Three small, far-right groups in Hungary formed an alliance Saturday to fight liberalism, which they say has made Europe "unlivable and indefensible."

About 300 supporters attended an inaugural event of Force and Determination. Organizers said they represent "the white European man" and want to spread the idea of "ethnic self-defense" in the face of immigration and Hungary's growing Roma community.
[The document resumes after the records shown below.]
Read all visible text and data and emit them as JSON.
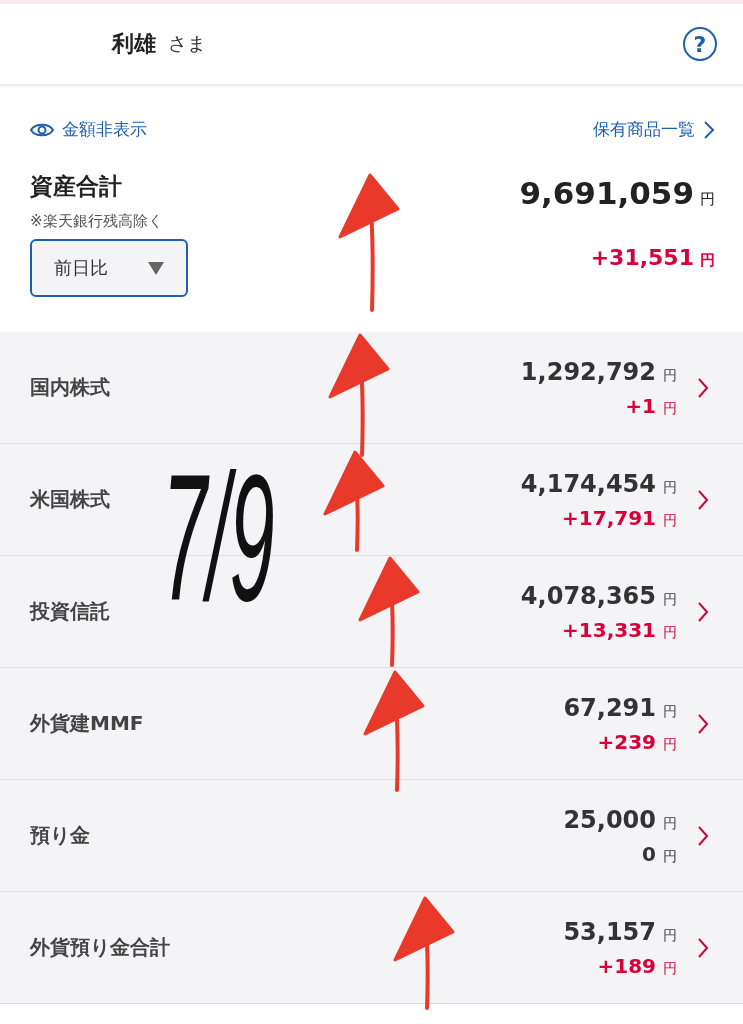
{
  "header": {
    "name": "利雄",
    "honorific": "さま",
    "help_icon": "?"
  },
  "summary": {
    "hide_toggle": "金額非表示",
    "holdings_link": "保有商品一覧",
    "title": "資産合計",
    "note": "※楽天銀行残高除く",
    "compare_select": "前日比",
    "total": "9,691,059",
    "total_unit": "円",
    "change": "+31,551",
    "change_unit": "円",
    "color": "#d7003a"
  },
  "rows": [
    {
      "label": "国内株式",
      "amount": "1,292,792",
      "amount_unit": "円",
      "change": "+1",
      "change_unit": "円",
      "color": "#d7003a"
    },
    {
      "label": "米国株式",
      "amount": "4,174,454",
      "amount_unit": "円",
      "change": "+17,791",
      "change_unit": "円",
      "color": "#d7003a"
    },
    {
      "label": "投資信託",
      "amount": "4,078,365",
      "amount_unit": "円",
      "change": "+13,331",
      "change_unit": "円",
      "color": "#d7003a"
    },
    {
      "label": "外貨建MMF",
      "amount": "67,291",
      "amount_unit": "円",
      "change": "+239",
      "change_unit": "円",
      "color": "#d7003a"
    },
    {
      "label": "預り金",
      "amount": "25,000",
      "amount_unit": "円",
      "change": "0",
      "change_unit": "円",
      "color": "#333333"
    },
    {
      "label": "外貨預り金合計",
      "amount": "53,157",
      "amount_unit": "円",
      "change": "+189",
      "change_unit": "円",
      "color": "#d7003a"
    }
  ],
  "annotation": {
    "handwritten_note": "7/9"
  }
}
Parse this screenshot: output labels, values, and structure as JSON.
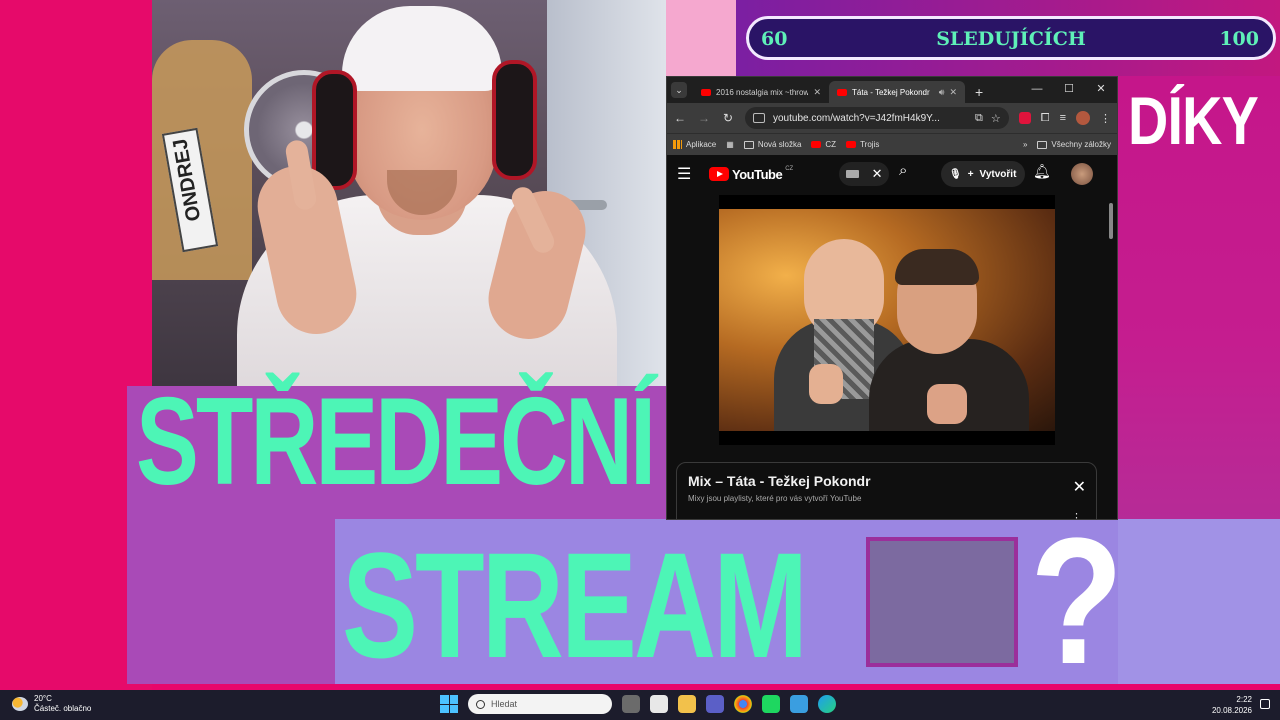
{
  "overlay": {
    "follow_goal": {
      "min": "60",
      "label": "SLEDUJÍCÍCH",
      "max": "100",
      "progress_fraction": 0.0
    },
    "thanks_text": "DÍKY",
    "title_line1": "STŘEDEČNÍ",
    "title_line2": "STREAM",
    "title_symbol": "?",
    "webcam_plate_text": "ONDREJ"
  },
  "browser": {
    "tabs": [
      {
        "title": "2016 nostalgia mix ~throw",
        "active": false
      },
      {
        "title": "Táta - Težkej Pokondr",
        "active": true
      }
    ],
    "new_tab_symbol": "+",
    "url": "youtube.com/watch?v=J42fmH4k9Y...",
    "bookmarks": [
      {
        "label": "Aplikace",
        "icon": "apps-grid-icon"
      },
      {
        "label": "Nová složka",
        "icon": "folder-icon"
      },
      {
        "label": "CZ",
        "icon": "youtube-icon"
      },
      {
        "label": "Trojis",
        "icon": "youtube-icon"
      }
    ],
    "all_bookmarks_label": "Všechny záložky"
  },
  "youtube": {
    "logo_text": "YouTube",
    "logo_region": "CZ",
    "create_label": "Vytvořit",
    "mix_panel": {
      "title": "Mix – Táta - Težkej Pokondr",
      "subtitle": "Mixy jsou playlisty, které pro vás vytvoří YouTube"
    }
  },
  "taskbar": {
    "weather_temp": "20°C",
    "weather_desc": "Částeč. oblačno",
    "search_placeholder": "Hledat",
    "time": "2:22",
    "date": "20.08.2026"
  },
  "colors": {
    "accent_green": "#4df5b6",
    "pink": "#e60a6a",
    "purple": "#a94ab7",
    "lavender": "#9b86e2",
    "youtube_red": "#ff0000"
  }
}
Gathered in the town of Vecses on the outskirts of Budapest, speakers at the event said they wanted to build a "new right-wing" and fight against political correctness. The meeting was held near a statue commemorating a Hungarian victory in 907 against the Franks near what now is Bratislava, Slovakia,

"We have to declare war against the force which represents Satanic darkness and which has made Europe unlivable and indefensible," said Zsolt Tyirityan, leader of the Outlaw Army, one of the groups in the new alliance. "This is called liberalism. It makes people lose their awareness of nation, their racial identity and, slowly, their sexual identity, too."

"I am proud to belong to the white European race," Tyirityan said. He said "Third World races" trying to take over Hungary need to be confronted and sent "to the garbage dump of history."

Speakers also criticized the Budapest Pride march, which also took place Saturday. Police prevented a group of around 80 extremists from upsetting the event, which was held on an alternate route without the protection of metallic barriers set up by police.

"We want a new right-wing, a new political character," said Balazs Laszlo, president of Identitesz, another member of the new union. "We don't want to muse about the past — there is only forward. We must believe that even for us there is an empty page in the history book."

While the alliance seems marginal for now, efforts by the Jobbik party, Hungary's largest far-right group, to attract more moderate voters could leave room for the growth of extremist groups like Force and Determination.

Hungary's left is greatly fragmented, and for now Jobbik, led by Gabor Vona, is considered the strongest challenger to Prime Minister Viktor Orban of the right-wing populist Fidesz party, who will seek his third consecutive four-year term next April. Orban's anti-migrant policies, however, have also won him support on the far-right.